Hindemith: The Complete Piano Concertos
the Yale Symphony Orchestra (Toshiyuki Shimada, conductor) with Idil Biret

Naxos, $19.98

This is the YSO’s major-label debut, pairing the undergrad symphony with the eminent Turkish pianist Idil Biret; they perform all five of the piano concertos Hindemith composed between 1923 and 1945. (By 1940, Hindemith was teaching at Yale.) These are lively, sometimes explosive performances, Biret’s mannered romantic playing gloriously combining with the often lusty and hotheaded orchestra behind her.

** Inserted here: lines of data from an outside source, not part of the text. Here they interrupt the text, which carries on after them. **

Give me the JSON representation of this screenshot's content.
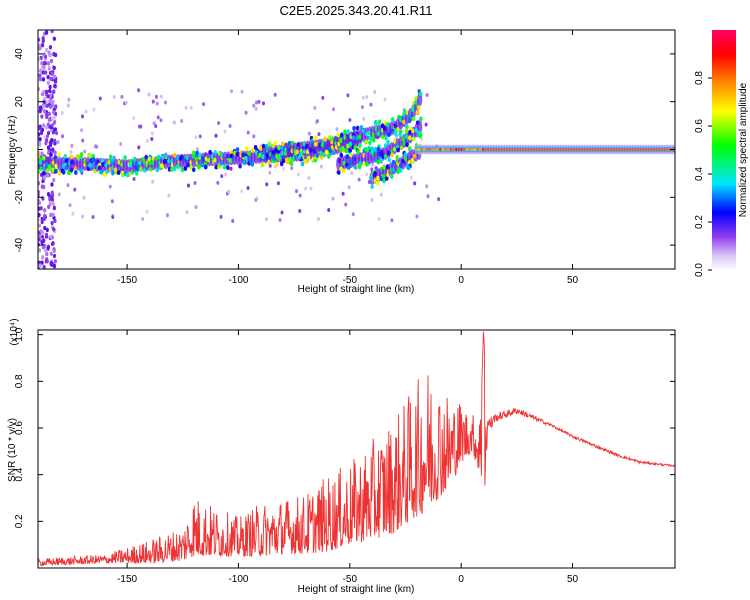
{
  "title": "C2E5.2025.343.20.41.R11",
  "colors": {
    "snr_line": "#ee3333",
    "ridge_core": "#ee2222",
    "background": "#ffffff"
  },
  "chart_data": [
    {
      "type": "heatmap",
      "name": "spectrogram",
      "xlabel": "Height of straight line (km)",
      "ylabel": "Frequency (Hz)",
      "xlim": [
        -190,
        96
      ],
      "ylim": [
        -50,
        50
      ],
      "xticks": [
        "-150",
        "-100",
        "-50",
        "0",
        "50"
      ],
      "yticks": [
        "-40",
        "-20",
        "0",
        "20",
        "40"
      ],
      "colorbar": {
        "label": "Normalized spectral amplitude",
        "range": [
          0,
          1
        ],
        "ticks": [
          "0.0",
          "0.2",
          "0.4",
          "0.6",
          "0.8"
        ],
        "colormap": [
          "#ffffff",
          "#b98cf0",
          "#6a00e0",
          "#0000ff",
          "#00e5ff",
          "#00ff00",
          "#ffff00",
          "#ff8800",
          "#ff0000",
          "#ff0066"
        ]
      },
      "ridges": [
        {
          "x": [
            -190,
            -170,
            -150,
            -130,
            -110,
            -90,
            -70,
            -55,
            -45
          ],
          "y": [
            -6,
            -6,
            -7,
            -5,
            -4,
            -3,
            -2,
            1,
            4
          ]
        },
        {
          "x": [
            -90,
            -75,
            -60,
            -48,
            -40,
            -30,
            -22,
            -18
          ],
          "y": [
            -2,
            0,
            2,
            5,
            7,
            9,
            15,
            22
          ]
        },
        {
          "x": [
            -55,
            -45,
            -35,
            -28,
            -22,
            -18
          ],
          "y": [
            -6,
            -4,
            -2,
            2,
            6,
            10
          ]
        },
        {
          "x": [
            -40,
            -33,
            -27,
            -22,
            -18
          ],
          "y": [
            -12,
            -9,
            -6,
            -3,
            -1
          ]
        },
        {
          "x": [
            -20,
            -10,
            0,
            10,
            30,
            60,
            96
          ],
          "y": [
            0,
            0,
            0,
            0,
            0,
            0,
            0
          ]
        }
      ]
    },
    {
      "type": "line",
      "name": "snr",
      "xlabel": "Height of straight line (km)",
      "ylabel": "SNR (10 * v/v)",
      "y_multiplier": "(x10⁴)",
      "xlim": [
        -190,
        96
      ],
      "ylim": [
        0,
        1.02
      ],
      "xticks": [
        "-150",
        "-100",
        "-50",
        "0",
        "50"
      ],
      "yticks": [
        "0.2",
        "0.4",
        "0.6",
        "0.8",
        "1.0"
      ],
      "envelope_x": [
        -190,
        -160,
        -140,
        -125,
        -120,
        -110,
        -100,
        -90,
        -80,
        -70,
        -60,
        -50,
        -40,
        -30,
        -20,
        -15,
        -10,
        -5,
        0,
        5,
        9,
        10,
        12,
        15,
        25,
        40,
        50,
        60,
        70,
        80,
        96
      ],
      "envelope_upper": [
        0.04,
        0.06,
        0.12,
        0.18,
        0.32,
        0.26,
        0.22,
        0.28,
        0.3,
        0.32,
        0.4,
        0.45,
        0.55,
        0.65,
        0.8,
        0.88,
        0.82,
        0.75,
        0.72,
        0.66,
        0.7,
        1.02,
        0.65,
        0.66,
        0.69,
        0.62,
        0.57,
        0.53,
        0.49,
        0.46,
        0.44
      ],
      "envelope_lower": [
        0.01,
        0.02,
        0.02,
        0.03,
        0.05,
        0.05,
        0.05,
        0.05,
        0.06,
        0.06,
        0.07,
        0.1,
        0.12,
        0.15,
        0.22,
        0.25,
        0.3,
        0.35,
        0.45,
        0.5,
        0.38,
        0.18,
        0.6,
        0.6,
        0.64,
        0.6,
        0.55,
        0.51,
        0.47,
        0.44,
        0.43
      ]
    }
  ]
}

The Bet: Paul Ehrlich, Julian Simon, and Our Gamble over Earth’s Future
Paul Sabin ’92, Associate Professor of History

Yale University Press, $28.50

In 1980, biologist Paul Ehrlich made a $1,000 bet with Julian Simon, an economist, about the direction of prices of five metals over the next ten years. Ehrlich said they’d go up, due to scarcity caused by population growth; Simon was convinced that market forces and human ingenuity would drive prices down. Historian Sabin examines the “profoundly different ways of seeing the world” behind the wager—Simon won, incidentally—and calls for a more nuanced view of environmental problems.


Glittering Images: A Journey through Art from Egypt to Star Wars
Camille Paglia ’74PhD

Vintage Books/Random House, $18.95

According to firebrand culture critic Paglia, the fine arts are in mortal peril: criticized by both the left and the right, ignored because of digital technology and “slavishly monitored personal electronic devices.” As a result, our psyches are being “assaulted, coerced, desensitized.” Paglia, to the rescue, offers a quirky collection of images, from an ancient depiction of Queen Nefertari to George Lucas’s Revenge of the Sith, to help the would-be art appreciator “find focus.”


What Makes a Hero? The Surprising Science of Selflessness
Elizabeth Svoboda ’03

Current/Penguin Group, $27.95

When skydiving instructor Dave Hartsock’s primary and back-up parachutes failed to deploy properly in a tandem dive, he calmly positioned himself under his student and partner to break her fall. True heroes—Hartsock, who was paralyzed as a result of his quick action, is certainly one—risk their own lives to save others. Science writer Svoboda (who has written for this magazine) takes readers into labs, schools, and corporate boardrooms to explore why ordinary people do extraordinary things.